After putting on the bridle, a single harness is placed over the horse, the breast collar brought around in front and held in place by a girth. A trace, coming from either side of the breast collar, reaches back and gets attached to the plow. The reins pass alongside the girth and are held by the person behind the plow. It looked easy, and once I had asked if I could try it. I wanted to plow, and plow I did––unsteady, zigzagging forward, tripping, stumbling, and finally falling exhausted at the end of a crooked row. What was wrong? I had just watched my grandfather do it. The advice I received was terse and practical: “Instead of pushing forward on the plow, try letting the horse pull it.”

Can a farm really be complete without a tire swing? A good tire swing is like a security blanket. It is a consoling place of solitude for a ten year-old boy when nothing else will quite serve the purpose. My swing hung from a large oak tree, its sturdy limbs wide and protective. From this swing, with the ever so faint creak of rope against tree limb, distant sounds registered their imprint upon my ears. I heard the sound of an ax striking wood. I looked toward the sound, and saw, far away, a lone figure chopping. But the sound came late. It didn’t come with the fall of the ax. It came as the ax was being raised to strike another blow. I would have to remember that.

Harsher sounds occurred more during the day, like the squawk of blue jays and crows, or the pitched whistles of bobwhites and meadowlarks. But toward evening, the more tranquil sounds prevailed, like the soft murmur of a turtle dove, or the song of a nightingale.

Nights are especially peaceful and pleasant on a farm––the city, with its cacophony of sound, being far away. The sky is alive with stars. A meteor screams through the blackness. The Big Dipper points boldly toward the North Star. At night, sounds seem to spring right out of the darkness. Can you hear the whippoorwill calling? The memories continue.

I laid in bed listening, and I thought of the warehouse. Added on to the rear of the house was a room my grandfather called the warehouse, a dusty old place filled with objects collected over the years. There, my grandfather kept old bottles, rifle shells with cracked cases, piles of ten-cent detective and western pulp magazines, the kind with the ragged, untrimmed edges. And there were books, too. Why, I even saw a copy of Zane Grey’s Riders of the Purple Sage. Looking closer, there were mousetraps, empty dynamite boxes, broken scissors, a double barreled shotgun, knives, Prince Albert tobacco cans, and a whetstone worn from a thousand blades.

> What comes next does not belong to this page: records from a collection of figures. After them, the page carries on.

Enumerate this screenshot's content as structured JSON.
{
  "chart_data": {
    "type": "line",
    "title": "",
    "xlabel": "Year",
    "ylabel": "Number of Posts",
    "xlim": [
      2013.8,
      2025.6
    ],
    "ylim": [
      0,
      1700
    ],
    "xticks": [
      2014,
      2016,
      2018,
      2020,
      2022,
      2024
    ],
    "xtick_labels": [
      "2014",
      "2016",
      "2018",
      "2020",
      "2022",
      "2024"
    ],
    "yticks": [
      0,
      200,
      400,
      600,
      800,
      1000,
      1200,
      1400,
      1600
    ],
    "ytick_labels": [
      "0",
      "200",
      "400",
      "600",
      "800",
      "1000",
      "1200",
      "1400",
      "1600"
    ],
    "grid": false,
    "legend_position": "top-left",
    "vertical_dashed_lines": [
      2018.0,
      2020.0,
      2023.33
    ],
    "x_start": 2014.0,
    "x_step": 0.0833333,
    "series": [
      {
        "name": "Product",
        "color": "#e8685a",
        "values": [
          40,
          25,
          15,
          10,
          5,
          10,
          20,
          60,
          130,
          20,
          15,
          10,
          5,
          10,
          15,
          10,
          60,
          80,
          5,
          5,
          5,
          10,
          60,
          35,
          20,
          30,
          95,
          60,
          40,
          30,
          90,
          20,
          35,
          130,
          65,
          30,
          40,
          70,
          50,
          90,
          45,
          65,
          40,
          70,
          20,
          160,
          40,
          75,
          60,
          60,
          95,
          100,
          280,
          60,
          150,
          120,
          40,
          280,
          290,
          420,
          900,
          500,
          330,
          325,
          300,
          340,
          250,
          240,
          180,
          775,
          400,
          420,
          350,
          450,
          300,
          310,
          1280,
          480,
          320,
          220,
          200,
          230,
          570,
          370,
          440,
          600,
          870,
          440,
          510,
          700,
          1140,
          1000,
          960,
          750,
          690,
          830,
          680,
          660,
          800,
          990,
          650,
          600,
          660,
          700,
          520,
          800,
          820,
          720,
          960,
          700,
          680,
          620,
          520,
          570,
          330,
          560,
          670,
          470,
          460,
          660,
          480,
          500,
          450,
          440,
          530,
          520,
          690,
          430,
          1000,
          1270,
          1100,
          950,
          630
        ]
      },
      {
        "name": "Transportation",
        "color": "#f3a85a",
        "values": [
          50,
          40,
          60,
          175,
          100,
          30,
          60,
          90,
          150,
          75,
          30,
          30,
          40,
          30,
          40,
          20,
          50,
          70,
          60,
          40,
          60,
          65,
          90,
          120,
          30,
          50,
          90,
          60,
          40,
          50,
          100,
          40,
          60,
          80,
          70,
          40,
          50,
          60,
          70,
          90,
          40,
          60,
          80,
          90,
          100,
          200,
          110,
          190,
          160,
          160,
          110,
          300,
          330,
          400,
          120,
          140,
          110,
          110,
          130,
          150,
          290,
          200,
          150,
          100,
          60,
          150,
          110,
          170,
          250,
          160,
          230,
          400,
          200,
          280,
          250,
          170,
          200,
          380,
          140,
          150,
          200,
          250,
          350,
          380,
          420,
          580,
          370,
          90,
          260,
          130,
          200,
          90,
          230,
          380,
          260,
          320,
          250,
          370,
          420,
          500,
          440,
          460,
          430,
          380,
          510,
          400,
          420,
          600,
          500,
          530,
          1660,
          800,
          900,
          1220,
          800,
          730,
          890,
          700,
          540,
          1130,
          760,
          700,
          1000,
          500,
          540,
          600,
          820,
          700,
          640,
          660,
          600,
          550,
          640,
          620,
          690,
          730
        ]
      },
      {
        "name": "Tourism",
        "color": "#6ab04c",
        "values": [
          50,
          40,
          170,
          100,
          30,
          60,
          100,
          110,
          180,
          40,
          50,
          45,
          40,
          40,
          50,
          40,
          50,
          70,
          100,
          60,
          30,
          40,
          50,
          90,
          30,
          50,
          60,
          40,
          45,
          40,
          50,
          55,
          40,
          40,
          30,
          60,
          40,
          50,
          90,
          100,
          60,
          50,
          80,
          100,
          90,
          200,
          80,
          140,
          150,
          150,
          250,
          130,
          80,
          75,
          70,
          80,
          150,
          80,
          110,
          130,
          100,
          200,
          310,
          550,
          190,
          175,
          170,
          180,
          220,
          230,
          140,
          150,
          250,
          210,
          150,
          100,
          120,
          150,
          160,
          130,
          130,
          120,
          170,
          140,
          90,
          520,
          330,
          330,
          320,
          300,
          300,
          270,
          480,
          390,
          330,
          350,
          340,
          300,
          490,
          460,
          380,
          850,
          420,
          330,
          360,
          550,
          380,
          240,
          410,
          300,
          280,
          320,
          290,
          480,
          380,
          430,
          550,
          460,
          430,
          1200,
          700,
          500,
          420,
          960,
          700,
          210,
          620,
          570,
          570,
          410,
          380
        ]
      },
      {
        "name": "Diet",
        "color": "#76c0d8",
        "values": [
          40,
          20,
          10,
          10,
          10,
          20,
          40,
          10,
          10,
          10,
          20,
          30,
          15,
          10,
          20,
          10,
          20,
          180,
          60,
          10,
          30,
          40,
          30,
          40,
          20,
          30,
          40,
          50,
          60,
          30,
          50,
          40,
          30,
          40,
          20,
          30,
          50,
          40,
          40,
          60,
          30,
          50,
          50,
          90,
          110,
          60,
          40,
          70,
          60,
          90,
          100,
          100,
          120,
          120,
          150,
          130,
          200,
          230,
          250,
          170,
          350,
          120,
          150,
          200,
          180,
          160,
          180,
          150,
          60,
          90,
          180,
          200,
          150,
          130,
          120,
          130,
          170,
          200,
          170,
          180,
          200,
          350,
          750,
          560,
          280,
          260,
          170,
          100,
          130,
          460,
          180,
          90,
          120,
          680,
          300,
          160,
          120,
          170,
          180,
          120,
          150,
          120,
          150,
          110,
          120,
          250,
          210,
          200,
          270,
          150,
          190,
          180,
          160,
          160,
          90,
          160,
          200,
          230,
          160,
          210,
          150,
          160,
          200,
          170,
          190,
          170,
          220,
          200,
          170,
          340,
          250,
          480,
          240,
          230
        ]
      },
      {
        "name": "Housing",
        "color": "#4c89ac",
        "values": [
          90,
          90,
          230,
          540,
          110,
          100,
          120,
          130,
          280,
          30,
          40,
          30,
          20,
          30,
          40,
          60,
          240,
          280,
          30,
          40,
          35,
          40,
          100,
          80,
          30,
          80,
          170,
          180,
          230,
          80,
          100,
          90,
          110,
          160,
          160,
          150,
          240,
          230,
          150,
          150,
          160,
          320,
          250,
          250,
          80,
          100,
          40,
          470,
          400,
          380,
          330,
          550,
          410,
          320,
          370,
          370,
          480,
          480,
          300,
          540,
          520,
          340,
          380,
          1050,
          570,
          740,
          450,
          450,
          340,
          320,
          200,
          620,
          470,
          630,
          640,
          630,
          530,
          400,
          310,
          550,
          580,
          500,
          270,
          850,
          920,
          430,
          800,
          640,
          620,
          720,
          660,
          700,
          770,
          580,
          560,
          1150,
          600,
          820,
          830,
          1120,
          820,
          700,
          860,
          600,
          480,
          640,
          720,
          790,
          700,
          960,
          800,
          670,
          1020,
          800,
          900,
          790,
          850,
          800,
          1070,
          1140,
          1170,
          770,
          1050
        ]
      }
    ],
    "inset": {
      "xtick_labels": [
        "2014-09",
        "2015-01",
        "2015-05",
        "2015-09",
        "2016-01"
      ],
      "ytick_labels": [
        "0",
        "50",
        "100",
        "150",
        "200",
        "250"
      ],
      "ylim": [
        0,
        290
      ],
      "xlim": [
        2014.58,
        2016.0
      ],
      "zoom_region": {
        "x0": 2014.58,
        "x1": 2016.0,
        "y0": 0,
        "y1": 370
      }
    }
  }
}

And there was food. Lining a wall were assorted jars of my grandmother’s canned fruits and vegetables, their succulent contents gleaming inside the glass containers. There was a feeling of abundance, of plentiful food, ample materials, necessities of life stored away for winter.

And then, one day, it was no more. The orchard grew silent and bare, the last leaves washed away by autumn’s windy exit. The apple shed was quiet, except for the fluttering of sparrows in the rafters. Small animals, tree frogs, and tiny creatures dug underground.

*       *       *

A soft snow covers the fields, cloaking the last vestiges of autumn in a mantle of white. Smoke curls from the chimney, while inside are visions of people gathered before a large stone fireplace, reading, as is their custom after an early winter supper. The lights come on sooner, as darkness falls earlier, and nights become cold.

Now the image is beginning to fade––time is receding, memories vivid, my eyes become moist. And the snow continues to fall, covering an era of days past.

Gone now are the orchards of fruit trees, the thump of apples rolling down a chute, the creak of a tire-swing rope against an oak limb. Gone are the sounds of tires on gravel, wagons loaded with apples, ax against wood, all replaced by silence. Gone, too, are the sights of harvest activity, the sweet smell of fresh grain, the aroma of a peach cobbler. But somewhere, someplace, high in a cherry tree, there is a boy sitting in a comfortable and familiar perch, a worn spot where three limbs join together.